Iraq: The Prisoner Abuse Scandal
How the Abu Ghraib Photos Got Out


COURT-MARSHALL: Lieut. Calley was convicted in 1971 for murder at
My Lai in the last high-profile court-martial of an American soldier.


According to a story published in the New York Times, the father of Ivan Frederick, one of the prison guards now charged with Iraqi prisoner abuse, fearful that his son would be a scapegoated, contacted his brother-in law, William Lawson, who contacted “retired Colonel and muckraker David Hackworth,” who put the father in touch with the ‘60 Minutes II’ producers.

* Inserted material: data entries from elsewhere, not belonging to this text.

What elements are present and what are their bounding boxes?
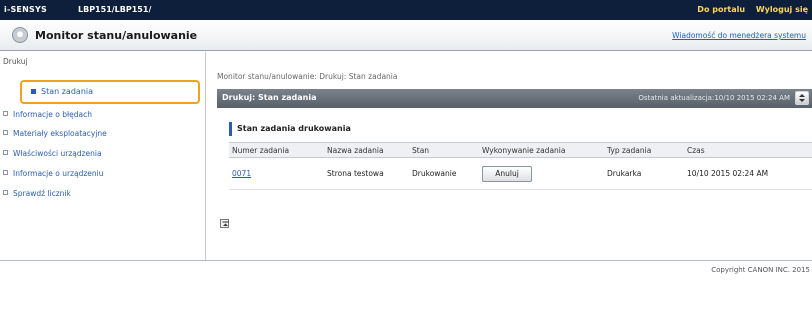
copyright-text: Copyright CANON INC. 2015 bbox=[711, 266, 810, 274]
section-title: Drukuj: Stan zadania bbox=[222, 93, 317, 102]
jobs-panel-title: Stan zadania drukowania bbox=[229, 122, 351, 136]
page-title: Monitor stanu/anulowanie bbox=[35, 29, 198, 42]
square-bullet-icon bbox=[3, 130, 8, 135]
square-bullet-icon bbox=[3, 190, 8, 195]
sidebar-item-label: Sprawdź licznik bbox=[13, 189, 71, 198]
table-row: 0071 Strona testowa Drukowanie Anuluj Dr… bbox=[229, 157, 812, 190]
sidebar-item-label: Materiały eksploatacyjne bbox=[13, 129, 107, 138]
refresh-button[interactable] bbox=[795, 91, 809, 105]
logout-link[interactable]: Wyloguj się bbox=[756, 5, 808, 14]
column-header: Stan bbox=[409, 142, 479, 158]
job-time-cell: 10/10 2015 02:24 AM bbox=[684, 157, 812, 190]
column-header: Czas bbox=[684, 142, 812, 158]
sidebar-item-error-info[interactable]: Informacje o błędach bbox=[3, 110, 92, 122]
message-to-manager-link[interactable]: Wiadomość do menedżera systemu bbox=[672, 31, 806, 40]
column-header: Typ zadania bbox=[604, 142, 684, 158]
page-header: Monitor stanu/anulowanie Wiadomość do me… bbox=[0, 20, 812, 51]
top-links: Do portalu Wyloguj się bbox=[689, 5, 808, 14]
job-number-link[interactable]: 0071 bbox=[232, 169, 251, 178]
main-content: Monitor stanu/anulowanie: Drukuj: Stan z… bbox=[207, 52, 812, 260]
jobs-table: Numer zadania Nazwa zadania Stan Wykonyw… bbox=[229, 142, 812, 190]
square-bullet-icon bbox=[3, 111, 8, 116]
footer-divider bbox=[0, 260, 812, 261]
monitor-icon bbox=[12, 27, 28, 43]
square-bullet-icon bbox=[3, 150, 8, 155]
sidebar: Drukuj Stan zadania Informacje o błędach… bbox=[0, 52, 206, 260]
brand-label: i-SENSYS bbox=[4, 5, 47, 14]
job-number-cell: 0071 bbox=[229, 157, 324, 190]
sidebar-item-device-features[interactable]: Właściwości urządzenia bbox=[3, 149, 102, 161]
column-header: Numer zadania bbox=[229, 142, 324, 158]
job-type-cell: Drukarka bbox=[604, 157, 684, 190]
sidebar-item-label: Stan zadania bbox=[41, 87, 94, 96]
sidebar-section-title: Drukuj bbox=[3, 57, 28, 66]
top-bar: i-SENSYS LBP151/LBP151/ Do portalu Wylog… bbox=[0, 0, 812, 20]
square-bullet-icon bbox=[3, 170, 8, 175]
column-header: Wykonywanie zadania bbox=[479, 142, 604, 158]
model-label: LBP151/LBP151/ bbox=[78, 5, 152, 14]
portal-link[interactable]: Do portalu bbox=[697, 5, 745, 14]
arrow-up-icon bbox=[222, 221, 229, 226]
sidebar-item-device-info[interactable]: Informacje o urządzeniu bbox=[3, 169, 104, 181]
sidebar-item-check-counter[interactable]: Sprawdź licznik bbox=[3, 189, 71, 201]
job-status-cell: Drukowanie bbox=[409, 157, 479, 190]
sidebar-item-label: Właściwości urządzenia bbox=[13, 149, 102, 158]
job-name-cell: Strona testowa bbox=[324, 157, 409, 190]
job-action-cell: Anuluj bbox=[479, 157, 604, 190]
column-header: Nazwa zadania bbox=[324, 142, 409, 158]
sidebar-item-job-status[interactable]: Stan zadania bbox=[20, 80, 200, 104]
last-updated-text: Ostatnia aktualizacja:10/10 2015 02:24 A… bbox=[638, 94, 790, 102]
sidebar-item-consumables[interactable]: Materiały eksploatacyjne bbox=[3, 129, 107, 141]
sidebar-item-label: Informacje o urządzeniu bbox=[13, 169, 104, 178]
sidebar-item-label: Informacje o błędach bbox=[13, 110, 92, 119]
cancel-button[interactable]: Anuluj bbox=[482, 165, 532, 182]
table-header-row: Numer zadania Nazwa zadania Stan Wykonyw… bbox=[229, 142, 812, 158]
refresh-icon bbox=[799, 94, 805, 102]
breadcrumb: Monitor stanu/anulowanie: Drukuj: Stan z… bbox=[217, 72, 398, 81]
bullet-icon bbox=[31, 89, 36, 94]
section-header-bar: Drukuj: Stan zadania Ostatnia aktualizac… bbox=[217, 89, 812, 108]
scroll-to-top-button[interactable] bbox=[220, 219, 229, 228]
print-jobs-panel: Stan zadania drukowania Numer zadania Na… bbox=[229, 122, 812, 197]
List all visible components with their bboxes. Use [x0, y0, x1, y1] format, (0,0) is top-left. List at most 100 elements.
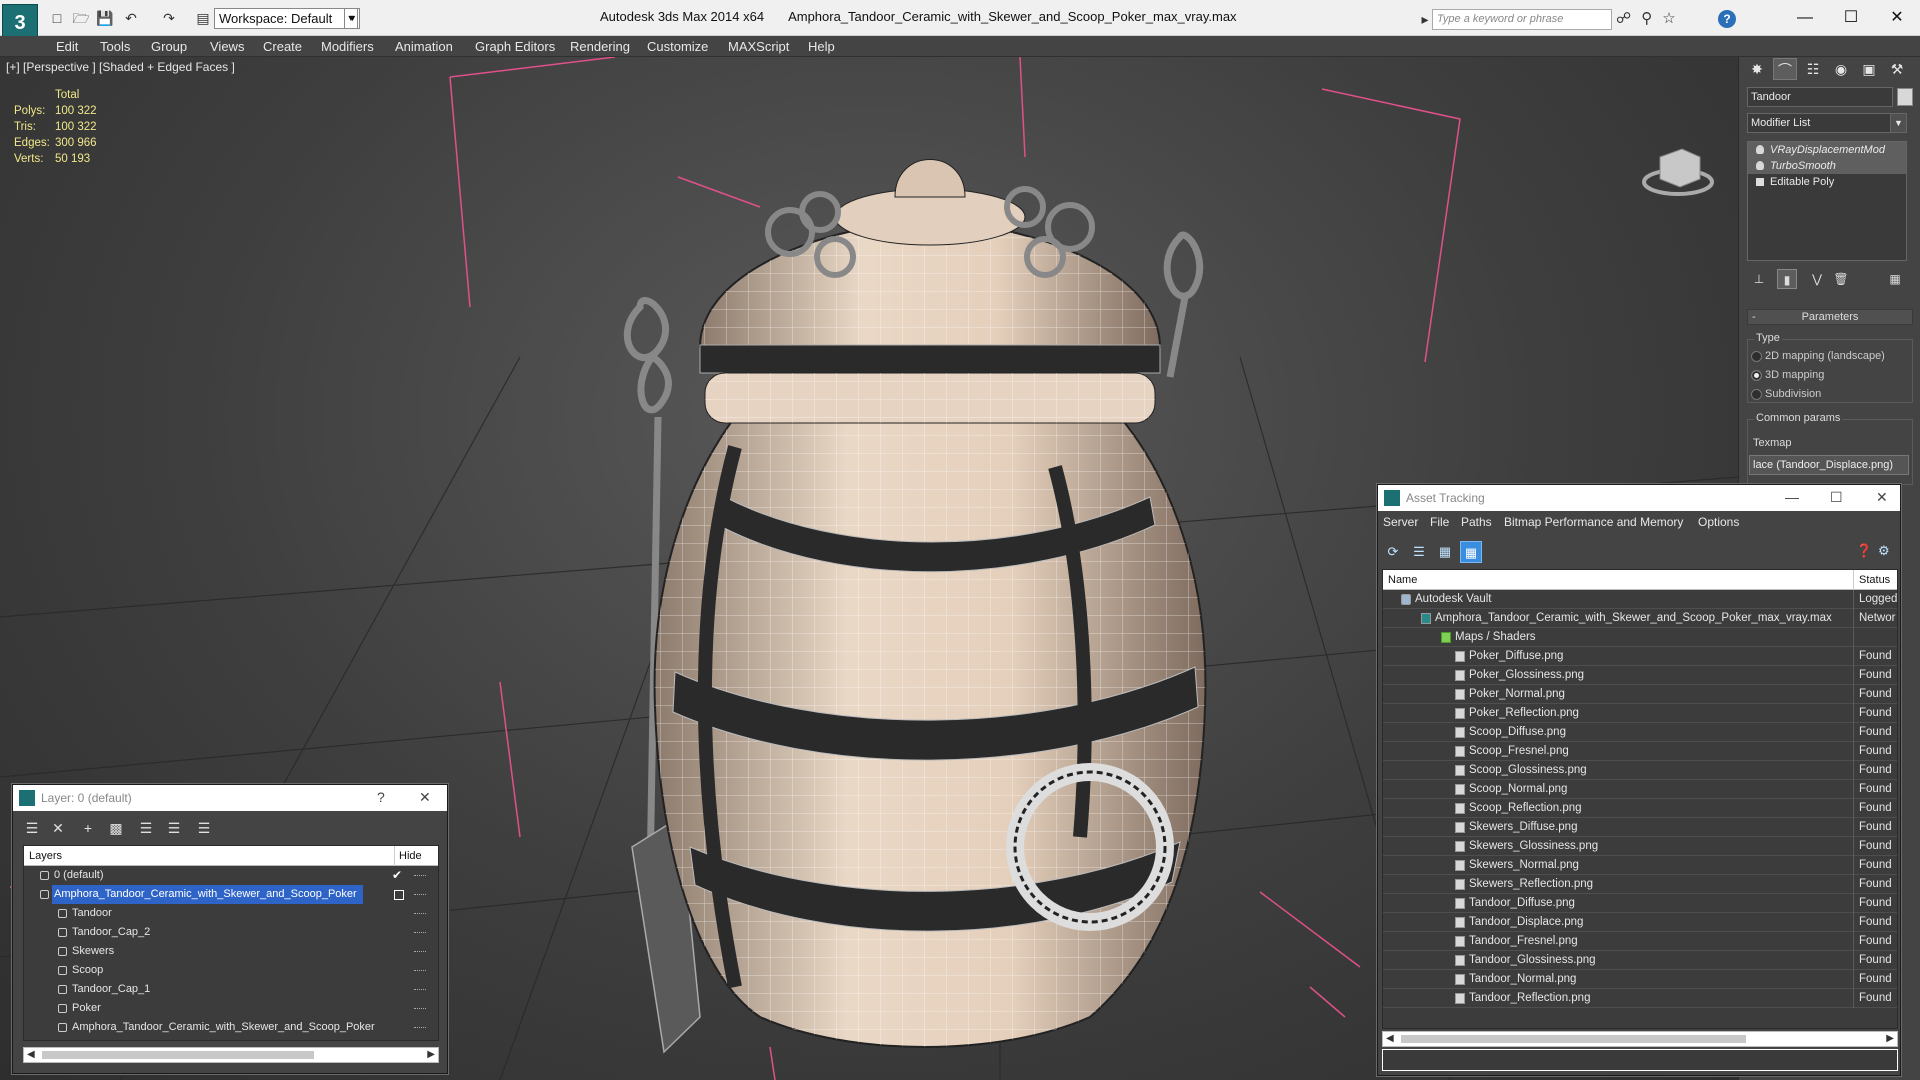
menu-rendering[interactable]: Rendering — [570, 39, 630, 54]
asset-row[interactable]: Maps / Shaders — [1383, 628, 1897, 647]
asset-row[interactable]: Tandoor_Fresnel.png Found — [1383, 932, 1897, 951]
radio-3d-mapping[interactable]: 3D mapping — [1751, 369, 1824, 381]
asset-row[interactable]: Tandoor_Reflection.png Found — [1383, 989, 1897, 1008]
asset-menu-server[interactable]: Server — [1383, 515, 1418, 529]
scroll-right-icon[interactable]: ▶ — [427, 1048, 435, 1062]
asset-row[interactable]: Tandoor_Glossiness.png Found — [1383, 951, 1897, 970]
set-current-box[interactable] — [394, 890, 404, 900]
configure-sets-icon[interactable]: ▦ — [1885, 269, 1905, 289]
asset-row[interactable]: Poker_Diffuse.png Found — [1383, 647, 1897, 666]
maximize-icon[interactable]: ☐ — [1830, 489, 1843, 506]
stack-item-editable-poly[interactable]: Editable Poly — [1748, 174, 1906, 190]
delete-layer-icon[interactable]: ✕ — [47, 817, 69, 839]
utilities-tab-icon[interactable]: ⚒ — [1885, 58, 1909, 80]
scroll-left-icon[interactable]: ◀ — [27, 1048, 35, 1062]
lightbulb-icon[interactable] — [1756, 145, 1764, 154]
radio-subdivision[interactable]: Subdivision — [1751, 388, 1821, 400]
menu-graph-editors[interactable]: Graph Editors — [475, 39, 555, 54]
asset-row[interactable]: Tandoor_Diffuse.png Found — [1383, 894, 1897, 913]
asset-row[interactable]: Poker_Normal.png Found — [1383, 685, 1897, 704]
thumbnail-view-icon[interactable]: ▦ — [1434, 541, 1456, 563]
remove-modifier-icon[interactable]: 🗑 — [1831, 269, 1851, 289]
create-tab-icon[interactable]: ✸ — [1745, 58, 1769, 80]
freeze-all-icon[interactable]: ☰ — [193, 817, 215, 839]
asset-path-field[interactable] — [1382, 1049, 1898, 1071]
stack-item-vraydisplacement[interactable]: VRayDisplacementMod — [1748, 142, 1906, 158]
menu-tools[interactable]: Tools — [100, 39, 130, 54]
search-input[interactable]: Type a keyword or phrase — [1432, 9, 1612, 30]
open-file-icon[interactable]: 🗁 — [72, 9, 90, 27]
asset-row[interactable]: Scoop_Glossiness.png Found — [1383, 761, 1897, 780]
menu-edit[interactable]: Edit — [56, 39, 78, 54]
asset-row[interactable]: Scoop_Diffuse.png Found — [1383, 723, 1897, 742]
modifier-list-dropdown[interactable]: Modifier List ▼ — [1747, 113, 1907, 133]
refresh-icon[interactable]: ⟳ — [1382, 541, 1404, 563]
scroll-right-icon[interactable]: ▶ — [1886, 1032, 1894, 1046]
motion-tab-icon[interactable]: ◉ — [1829, 58, 1853, 80]
column-layers[interactable]: Layers — [29, 846, 62, 866]
display-tab-icon[interactable]: ▣ — [1857, 58, 1881, 80]
hide-toggle[interactable] — [414, 1027, 426, 1029]
hide-toggle[interactable] — [414, 951, 426, 953]
hierarchy-tab-icon[interactable]: ☷ — [1801, 58, 1825, 80]
asset-row[interactable]: Amphora_Tandoor_Ceramic_with_Skewer_and_… — [1383, 609, 1897, 628]
hide-toggle[interactable] — [414, 932, 426, 934]
hide-toggle[interactable] — [414, 1008, 426, 1010]
object-row[interactable]: Amphora_Tandoor_Ceramic_with_Skewer_and_… — [24, 1018, 438, 1037]
close-icon[interactable]: ✕ — [1882, 6, 1912, 30]
menu-modifiers[interactable]: Modifiers — [321, 39, 374, 54]
object-row[interactable]: Tandoor — [24, 904, 438, 923]
asset-horizontal-scrollbar[interactable]: ◀ ▶ — [1382, 1031, 1898, 1047]
menu-group[interactable]: Group — [151, 39, 187, 54]
object-row[interactable]: Skewers — [24, 942, 438, 961]
asset-row[interactable]: Skewers_Glossiness.png Found — [1383, 837, 1897, 856]
viewcube[interactable] — [1642, 148, 1714, 196]
asset-row[interactable]: Poker_Reflection.png Found — [1383, 704, 1897, 723]
menu-customize[interactable]: Customize — [647, 39, 708, 54]
object-row[interactable]: Tandoor_Cap_1 — [24, 980, 438, 999]
object-row[interactable]: Scoop — [24, 961, 438, 980]
communication-center-icon[interactable]: ⚲ — [1641, 10, 1662, 27]
hide-toggle[interactable] — [414, 913, 426, 915]
favorites-star-icon[interactable]: ☆ — [1662, 10, 1685, 27]
asset-row[interactable]: Skewers_Reflection.png Found — [1383, 875, 1897, 894]
list-view-icon[interactable]: ☰ — [1408, 541, 1430, 563]
object-color-swatch[interactable] — [1897, 88, 1913, 106]
help-menu-icon[interactable]: ⚙ — [1878, 543, 1890, 559]
column-name[interactable]: Name — [1388, 570, 1417, 590]
show-end-result-icon[interactable]: ▮ — [1777, 269, 1797, 289]
new-file-icon[interactable]: □ — [48, 9, 66, 27]
minimize-icon[interactable]: — — [1790, 6, 1820, 30]
scroll-thumb[interactable] — [42, 1051, 314, 1059]
menu-maxscript[interactable]: MAXScript — [728, 39, 789, 54]
minimize-icon[interactable]: — — [1785, 489, 1799, 505]
column-status[interactable]: Status — [1853, 570, 1897, 590]
select-objects-icon[interactable]: ▩ — [105, 817, 127, 839]
asset-row[interactable]: Skewers_Normal.png Found — [1383, 856, 1897, 875]
hide-toggle[interactable] — [414, 894, 426, 896]
asset-row[interactable]: Tandoor_Normal.png Found — [1383, 970, 1897, 989]
asset-tracking-titlebar[interactable]: Asset Tracking — ☐ ✕ — [1378, 485, 1900, 511]
hide-all-icon[interactable]: ☰ — [163, 817, 185, 839]
menu-animation[interactable]: Animation — [395, 39, 453, 54]
asset-row[interactable]: Poker_Glossiness.png Found — [1383, 666, 1897, 685]
help-icon[interactable]: ? — [1718, 10, 1736, 28]
expand-plus-icon[interactable] — [1756, 178, 1764, 186]
menu-create[interactable]: Create — [263, 39, 302, 54]
layer-row-selected[interactable]: Amphora_Tandoor_Ceramic_with_Skewer_and_… — [24, 885, 438, 904]
asset-menu-options[interactable]: Options — [1698, 515, 1739, 529]
asset-row[interactable]: Autodesk Vault Logged — [1383, 590, 1897, 609]
layer-row[interactable]: 0 (default) ✔ — [24, 866, 438, 885]
help-question-icon[interactable]: ❓ — [1856, 543, 1872, 559]
asset-row[interactable]: Scoop_Fresnel.png Found — [1383, 742, 1897, 761]
make-unique-icon[interactable]: ⋁ — [1807, 269, 1827, 289]
asset-menu-file[interactable]: File — [1430, 515, 1449, 529]
menu-help[interactable]: Help — [808, 39, 835, 54]
parameters-rollout-header[interactable]: - Parameters — [1747, 309, 1913, 325]
quick-access-dropdown[interactable]: ▼ — [344, 8, 358, 29]
pin-stack-icon[interactable]: ⊥ — [1749, 269, 1769, 289]
workspace-dropdown[interactable]: Workspace: Default ▼ — [214, 8, 360, 29]
column-hide[interactable]: Hide — [394, 846, 438, 866]
active-layer-check-icon[interactable]: ✔ — [392, 866, 402, 885]
asset-row[interactable]: Scoop_Reflection.png Found — [1383, 799, 1897, 818]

The irony, Mr. Lawson said, is that the public spectacle might have been avoided if the military and the federal government had been responsive to his claims that his nephew was simply following orders. Mr. Lawson said he sent letters to 17 members of Congress about the case earlier this year, with virtually no response, and that he ultimately contacted Mr. Hackworth’s Web site out of frustration, leading him to cooperate with a consultant for “60 Minutes II.”

60 Minutes II says: “We heard about someone who was outraged about it and thought that the public should know about it.”
And as has been reported througout the weekend, reports indicate that there’s more to come: “Officials said that the photographs showing psychological or physical abuse numbered in the hundreds, perhaps more than 1,000, with Mr. Rumsfeld hinting Friday that more may come out.”